Quote from: meyergru on August 27, 2025, 09:55:23 AM@jstarta: Please show the output of "sysctl hw.pci" - I do not believe that the ASPM setting was applied correctly.

root@OPNsense:~ # sysctl hw.pci
hw.pci.mcfg: 1
hw.pci.host_mem_start: 2147483648
hw.pci.default_vgapci_unit: 0
hw.pci.enable_pcie_ei: 0
hw.pci.pcie_hp_detach_timeout: 5000
hw.pci.enable_pcie_hp: 1
hw.pci.clear_pcib: 0
hw.pci.iov_max_config: 1048576
hw.pci.intx_reroute: 1
hw.pci.enable_mps_tune: 1
hw.pci.clear_aer_on_attach: 0
hw.pci.enable_aspm: 0
hw.pci.enable_ari: 1
hw.pci.clear_buses: 0
hw.pci.clear_bars: 0
hw.pci.usb_early_takeover: 1
hw.pci.honor_msi_blacklist: 1
hw.pci.msix_rewrite_table: 0
hw.pci.enable_msix: 1
hw.pci.enable_msi: 1
hw.pci.do_power_suspend: 0
hw.pci.do_power_resume: 1
hw.pci.do_power_nodriver: 0
hw.pci.realloc_bars: 1
hw.pci.enable_io_modes: 1
root@OPNsense:~ # pciconf -lbcevV igc1
igc1@pci0:89:0:0:       class=0x020000 rev=0x04 hdr=0x00 vendor=0x8086 device=0x125c subvendor=0x1462 subdevice=0xb0b1
    vendor     = 'Intel Corporation'
    device     = 'Ethernet Controller I226-V'
    class      = network
    subclass   = ethernet
    bar   [10] = type Memory, range 32, base 0x6a300000, size 1048576, enabled
    bar   [1c] = type Memory, range 32, base 0x6a400000, size 16384, enabled
    cap 01[40] = powerspec 3  supports D0 D3  current D0
    cap 05[50] = MSI supports 1 message, 64 bit, vector masks
    cap 11[70] = MSI-X supports 5 messages, enabled
                 Table in map 0x1c[0x0], PBA in map 0x1c[0x2000]
    cap 10[a0] = PCI-Express 2 endpoint max data 256(512) FLR RO NS
                 max read 512
                 link x1(x1) speed 5.0(5.0) ASPM L1(L1)
    ecap 0001[100] = AER 2 0 fatal 0 non-fatal 0 corrected
    ecap 0003[140] = Serial 1 d843aeffffbc6cac
    ecap 0018[1c0] = LTR 1
    ecap 001f[1f0] = Precision Time Measurement 1
    ecap 001e[1e0] = L1 PM Substates 1


August 27, 2025, 12:09:54 PM #13 Last Edit: August 27, 2025, 12:12:52 PM by meyergru
That is really strange. The sysctl seems to be active, yet your ASPM is enabled? Never saw that. Mine is disabled, but I can disable it in the BIOS, too.

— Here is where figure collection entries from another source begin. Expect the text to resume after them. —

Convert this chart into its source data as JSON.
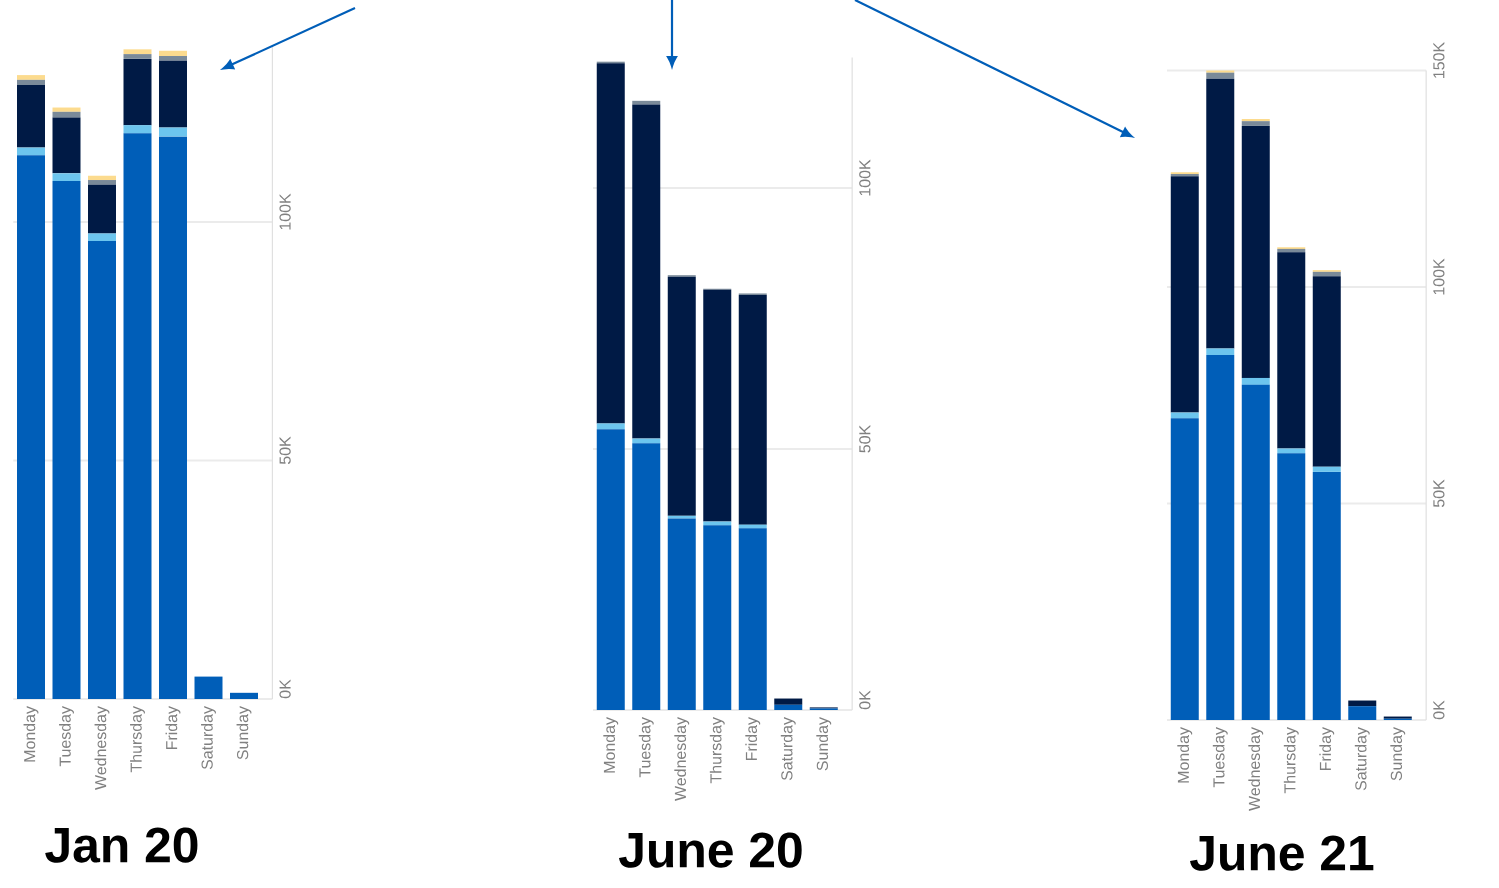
{
  "chart_data": [
    {
      "type": "bar",
      "title": "Jan 20",
      "stacked": true,
      "grid": "y",
      "categories": [
        "Monday",
        "Tuesday",
        "Wednesday",
        "Thursday",
        "Friday",
        "Saturday",
        "Sunday"
      ],
      "ylim": [
        0,
        137000
      ],
      "yticks": [
        {
          "value": 0,
          "label": "0K"
        },
        {
          "value": 50000,
          "label": "50K"
        },
        {
          "value": 100000,
          "label": "100K"
        }
      ],
      "series": [
        {
          "color": "#005eb8",
          "values": [
            114000,
            108600,
            96000,
            118600,
            117900,
            4700,
            1300
          ]
        },
        {
          "color": "#6cc5ee",
          "values": [
            1600,
            1600,
            1600,
            1700,
            1900,
            null,
            null
          ]
        },
        {
          "color": "#001a45",
          "values": [
            13100,
            11700,
            10200,
            13900,
            14000,
            null,
            null
          ]
        },
        {
          "color": "#7a8a99",
          "values": [
            1100,
            1200,
            1000,
            1000,
            1000,
            null,
            null
          ]
        },
        {
          "color": "#fcdb8e",
          "values": [
            1000,
            900,
            900,
            1000,
            1100,
            null,
            null
          ]
        }
      ]
    },
    {
      "type": "bar",
      "title": "June 20",
      "stacked": true,
      "grid": "y",
      "categories": [
        "Monday",
        "Tuesday",
        "Wednesday",
        "Thursday",
        "Friday",
        "Saturday",
        "Sunday"
      ],
      "ylim": [
        0,
        125000
      ],
      "yticks": [
        {
          "value": 0,
          "label": "0K"
        },
        {
          "value": 50000,
          "label": "50K"
        },
        {
          "value": 100000,
          "label": "100K"
        }
      ],
      "series": [
        {
          "color": "#005eb8",
          "values": [
            53800,
            51100,
            36700,
            35400,
            34800,
            1000,
            300
          ]
        },
        {
          "color": "#6cc5ee",
          "values": [
            1100,
            900,
            500,
            700,
            700,
            null,
            null
          ]
        },
        {
          "color": "#001a45",
          "values": [
            69000,
            64000,
            45800,
            44400,
            44000,
            1200,
            200
          ]
        },
        {
          "color": "#7a8a99",
          "values": [
            300,
            700,
            300,
            200,
            300,
            null,
            null
          ]
        }
      ]
    },
    {
      "type": "bar",
      "title": "June 21",
      "stacked": true,
      "grid": "y",
      "categories": [
        "Monday",
        "Tuesday",
        "Wednesday",
        "Thursday",
        "Friday",
        "Saturday",
        "Sunday"
      ],
      "ylim": [
        0,
        150000
      ],
      "yticks": [
        {
          "value": 0,
          "label": "0K"
        },
        {
          "value": 50000,
          "label": "50K"
        },
        {
          "value": 100000,
          "label": "100K"
        },
        {
          "value": 150000,
          "label": "150K"
        }
      ],
      "series": [
        {
          "color": "#005eb8",
          "values": [
            69700,
            84300,
            77400,
            61600,
            57300,
            3200,
            300
          ]
        },
        {
          "color": "#6cc5ee",
          "values": [
            1300,
            1500,
            1600,
            1100,
            1200,
            null,
            null
          ]
        },
        {
          "color": "#001a45",
          "values": [
            54600,
            62300,
            58200,
            45300,
            44000,
            1300,
            500
          ]
        },
        {
          "color": "#7a8a99",
          "values": [
            500,
            1400,
            1100,
            800,
            1000,
            null,
            null
          ]
        },
        {
          "color": "#fcdb8e",
          "values": [
            400,
            600,
            500,
            400,
            400,
            null,
            null
          ]
        }
      ]
    }
  ]
}
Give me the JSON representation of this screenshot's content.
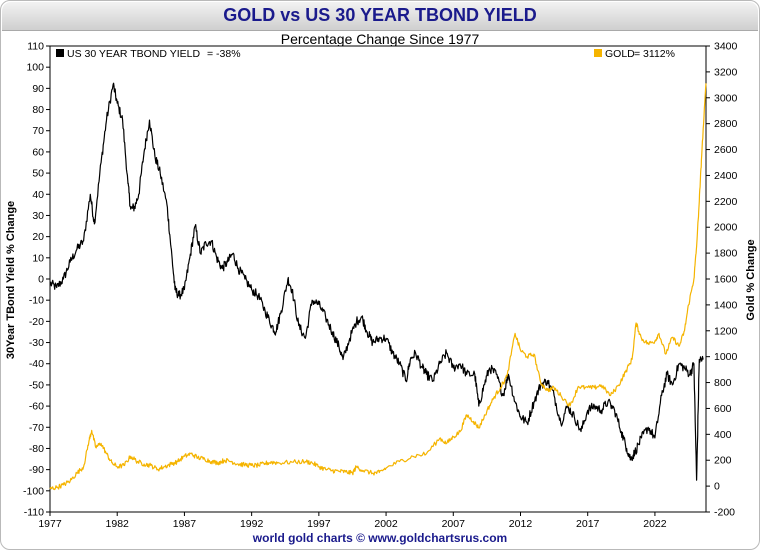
{
  "chart_data": {
    "type": "line",
    "title": "GOLD vs US 30 YEAR TBOND YIELD",
    "subtitle": "Percentage Change Since 1977",
    "footer": "world gold charts © www.goldchartsrus.com",
    "left_axis": {
      "label": "30Year TBond Yield  % Change",
      "range": [
        -110,
        110
      ],
      "ticks": [
        110,
        100,
        90,
        80,
        70,
        60,
        50,
        40,
        30,
        20,
        10,
        0,
        -10,
        -20,
        -30,
        -40,
        -50,
        -60,
        -70,
        -80,
        -90,
        -100,
        -110
      ]
    },
    "right_axis": {
      "label": "Gold  % Change",
      "range": [
        -200,
        3400
      ],
      "ticks": [
        3400,
        3200,
        3000,
        2800,
        2600,
        2400,
        2200,
        2000,
        1800,
        1600,
        1400,
        1200,
        1000,
        800,
        600,
        400,
        200,
        0,
        -200
      ]
    },
    "x_axis": {
      "range": [
        1977,
        2025.8
      ],
      "ticks": [
        "1977",
        "1982",
        "1987",
        "1992",
        "1997",
        "2002",
        "2007",
        "2012",
        "2017",
        "2022"
      ]
    },
    "legend": {
      "tbond": {
        "name": "US 30 YEAR TBOND YIELD",
        "value": "= -38%",
        "position": "top-left"
      },
      "gold": {
        "name": "GOLD",
        "value": "= 3112%",
        "position": "top-right"
      }
    },
    "series": [
      {
        "name": "US 30 YEAR TBOND YIELD",
        "axis": "left",
        "color": "#000000",
        "points": [
          [
            1977.0,
            -2
          ],
          [
            1977.5,
            -4
          ],
          [
            1978.0,
            0
          ],
          [
            1978.5,
            8
          ],
          [
            1979.0,
            14
          ],
          [
            1979.5,
            18
          ],
          [
            1980.0,
            40
          ],
          [
            1980.3,
            26
          ],
          [
            1980.8,
            55
          ],
          [
            1981.2,
            75
          ],
          [
            1981.7,
            92
          ],
          [
            1982.0,
            83
          ],
          [
            1982.4,
            75
          ],
          [
            1982.8,
            45
          ],
          [
            1983.0,
            33
          ],
          [
            1983.3,
            34
          ],
          [
            1983.6,
            40
          ],
          [
            1984.0,
            60
          ],
          [
            1984.4,
            75
          ],
          [
            1984.8,
            58
          ],
          [
            1985.2,
            50
          ],
          [
            1985.7,
            35
          ],
          [
            1986.0,
            15
          ],
          [
            1986.3,
            -5
          ],
          [
            1986.6,
            -8
          ],
          [
            1987.0,
            -5
          ],
          [
            1987.4,
            10
          ],
          [
            1987.8,
            25
          ],
          [
            1988.2,
            12
          ],
          [
            1988.6,
            17
          ],
          [
            1989.0,
            18
          ],
          [
            1989.4,
            10
          ],
          [
            1989.8,
            5
          ],
          [
            1990.2,
            8
          ],
          [
            1990.6,
            12
          ],
          [
            1991.0,
            5
          ],
          [
            1991.5,
            0
          ],
          [
            1992.0,
            -5
          ],
          [
            1992.5,
            -8
          ],
          [
            1993.0,
            -15
          ],
          [
            1993.5,
            -22
          ],
          [
            1993.8,
            -25
          ],
          [
            1994.2,
            -15
          ],
          [
            1994.7,
            0
          ],
          [
            1995.0,
            -5
          ],
          [
            1995.5,
            -22
          ],
          [
            1996.0,
            -28
          ],
          [
            1996.5,
            -10
          ],
          [
            1997.0,
            -12
          ],
          [
            1997.5,
            -18
          ],
          [
            1998.0,
            -25
          ],
          [
            1998.5,
            -32
          ],
          [
            1998.8,
            -38
          ],
          [
            1999.3,
            -28
          ],
          [
            1999.8,
            -20
          ],
          [
            2000.2,
            -18
          ],
          [
            2000.6,
            -25
          ],
          [
            2001.0,
            -30
          ],
          [
            2001.5,
            -28
          ],
          [
            2002.0,
            -28
          ],
          [
            2002.5,
            -35
          ],
          [
            2003.0,
            -40
          ],
          [
            2003.5,
            -48
          ],
          [
            2003.8,
            -38
          ],
          [
            2004.2,
            -35
          ],
          [
            2004.7,
            -42
          ],
          [
            2005.0,
            -45
          ],
          [
            2005.5,
            -48
          ],
          [
            2006.0,
            -40
          ],
          [
            2006.5,
            -35
          ],
          [
            2007.0,
            -42
          ],
          [
            2007.5,
            -40
          ],
          [
            2008.0,
            -45
          ],
          [
            2008.6,
            -45
          ],
          [
            2008.9,
            -60
          ],
          [
            2009.3,
            -50
          ],
          [
            2009.7,
            -42
          ],
          [
            2010.2,
            -45
          ],
          [
            2010.7,
            -55
          ],
          [
            2011.1,
            -45
          ],
          [
            2011.6,
            -58
          ],
          [
            2012.0,
            -65
          ],
          [
            2012.5,
            -68
          ],
          [
            2013.0,
            -58
          ],
          [
            2013.5,
            -50
          ],
          [
            2014.0,
            -48
          ],
          [
            2014.5,
            -55
          ],
          [
            2015.0,
            -68
          ],
          [
            2015.5,
            -60
          ],
          [
            2016.0,
            -65
          ],
          [
            2016.5,
            -72
          ],
          [
            2017.0,
            -62
          ],
          [
            2017.5,
            -60
          ],
          [
            2018.0,
            -62
          ],
          [
            2018.5,
            -58
          ],
          [
            2019.0,
            -62
          ],
          [
            2019.5,
            -72
          ],
          [
            2019.9,
            -80
          ],
          [
            2020.2,
            -85
          ],
          [
            2020.5,
            -82
          ],
          [
            2021.0,
            -75
          ],
          [
            2021.5,
            -70
          ],
          [
            2022.0,
            -75
          ],
          [
            2022.5,
            -55
          ],
          [
            2022.9,
            -45
          ],
          [
            2023.3,
            -50
          ],
          [
            2023.8,
            -40
          ],
          [
            2024.2,
            -42
          ],
          [
            2024.6,
            -45
          ],
          [
            2024.9,
            -40
          ],
          [
            2025.1,
            -95
          ],
          [
            2025.3,
            -38
          ],
          [
            2025.6,
            -38
          ]
        ]
      },
      {
        "name": "GOLD",
        "axis": "right",
        "color": "#f5b400",
        "points": [
          [
            1977.0,
            -20
          ],
          [
            1977.5,
            -10
          ],
          [
            1978.0,
            10
          ],
          [
            1978.5,
            40
          ],
          [
            1979.0,
            100
          ],
          [
            1979.5,
            150
          ],
          [
            1979.9,
            350
          ],
          [
            1980.1,
            430
          ],
          [
            1980.4,
            300
          ],
          [
            1980.8,
            330
          ],
          [
            1981.2,
            250
          ],
          [
            1981.6,
            180
          ],
          [
            1982.0,
            150
          ],
          [
            1982.5,
            160
          ],
          [
            1983.0,
            230
          ],
          [
            1983.5,
            190
          ],
          [
            1984.0,
            170
          ],
          [
            1984.5,
            160
          ],
          [
            1985.0,
            130
          ],
          [
            1985.5,
            150
          ],
          [
            1986.0,
            170
          ],
          [
            1986.5,
            190
          ],
          [
            1987.0,
            230
          ],
          [
            1987.5,
            250
          ],
          [
            1988.0,
            220
          ],
          [
            1988.5,
            210
          ],
          [
            1989.0,
            190
          ],
          [
            1989.5,
            180
          ],
          [
            1990.0,
            200
          ],
          [
            1990.5,
            190
          ],
          [
            1991.0,
            170
          ],
          [
            1991.5,
            165
          ],
          [
            1992.0,
            160
          ],
          [
            1992.5,
            160
          ],
          [
            1993.0,
            175
          ],
          [
            1993.5,
            185
          ],
          [
            1994.0,
            180
          ],
          [
            1995.0,
            185
          ],
          [
            1996.0,
            190
          ],
          [
            1996.5,
            180
          ],
          [
            1997.0,
            150
          ],
          [
            1997.5,
            130
          ],
          [
            1998.0,
            120
          ],
          [
            1998.5,
            115
          ],
          [
            1999.0,
            110
          ],
          [
            1999.5,
            100
          ],
          [
            1999.8,
            150
          ],
          [
            2000.3,
            120
          ],
          [
            2001.0,
            100
          ],
          [
            2001.5,
            105
          ],
          [
            2002.0,
            140
          ],
          [
            2003.0,
            190
          ],
          [
            2004.0,
            230
          ],
          [
            2005.0,
            250
          ],
          [
            2006.0,
            370
          ],
          [
            2006.5,
            330
          ],
          [
            2007.0,
            380
          ],
          [
            2007.5,
            420
          ],
          [
            2008.0,
            550
          ],
          [
            2008.5,
            500
          ],
          [
            2008.9,
            450
          ],
          [
            2009.5,
            580
          ],
          [
            2010.0,
            680
          ],
          [
            2010.5,
            760
          ],
          [
            2011.0,
            850
          ],
          [
            2011.6,
            1180
          ],
          [
            2012.0,
            1050
          ],
          [
            2012.5,
            1000
          ],
          [
            2013.0,
            1020
          ],
          [
            2013.5,
            800
          ],
          [
            2014.0,
            740
          ],
          [
            2014.5,
            760
          ],
          [
            2015.0,
            700
          ],
          [
            2015.7,
            620
          ],
          [
            2016.3,
            770
          ],
          [
            2016.8,
            760
          ],
          [
            2017.5,
            760
          ],
          [
            2018.0,
            780
          ],
          [
            2018.7,
            700
          ],
          [
            2019.3,
            780
          ],
          [
            2019.8,
            880
          ],
          [
            2020.3,
            980
          ],
          [
            2020.6,
            1260
          ],
          [
            2021.0,
            1140
          ],
          [
            2021.5,
            1100
          ],
          [
            2022.0,
            1120
          ],
          [
            2022.3,
            1180
          ],
          [
            2022.8,
            1020
          ],
          [
            2023.3,
            1150
          ],
          [
            2023.8,
            1080
          ],
          [
            2024.2,
            1200
          ],
          [
            2024.5,
            1400
          ],
          [
            2024.9,
            1600
          ],
          [
            2025.1,
            1850
          ],
          [
            2025.3,
            2200
          ],
          [
            2025.5,
            2600
          ],
          [
            2025.8,
            3112
          ]
        ]
      }
    ]
  }
}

Maybe you could ask MSI for a BIOS where you can disable that. Also, if it is a standard BIOS, there are tools out there with which you can modify your BIOS to show more settings. Of course, you need the BIOS image first and some companies do not even offer any.
Intel N100, 4* I226-V, 2* 82559, 16 GByte, 500 GByte NVME, ZTE F6005

1100 down / 800 up, Bufferbloat A+

How do I confirm that the igc driver is loaded correctly? I think I read somewhere there should be a kernel module present and loaded. I can't find it now though. I'd have thought that because it's identified the device that the driver wouldn't be the issue.

I'm new to BSD so I don't know how to really troubleshoot this stuff unfortunately.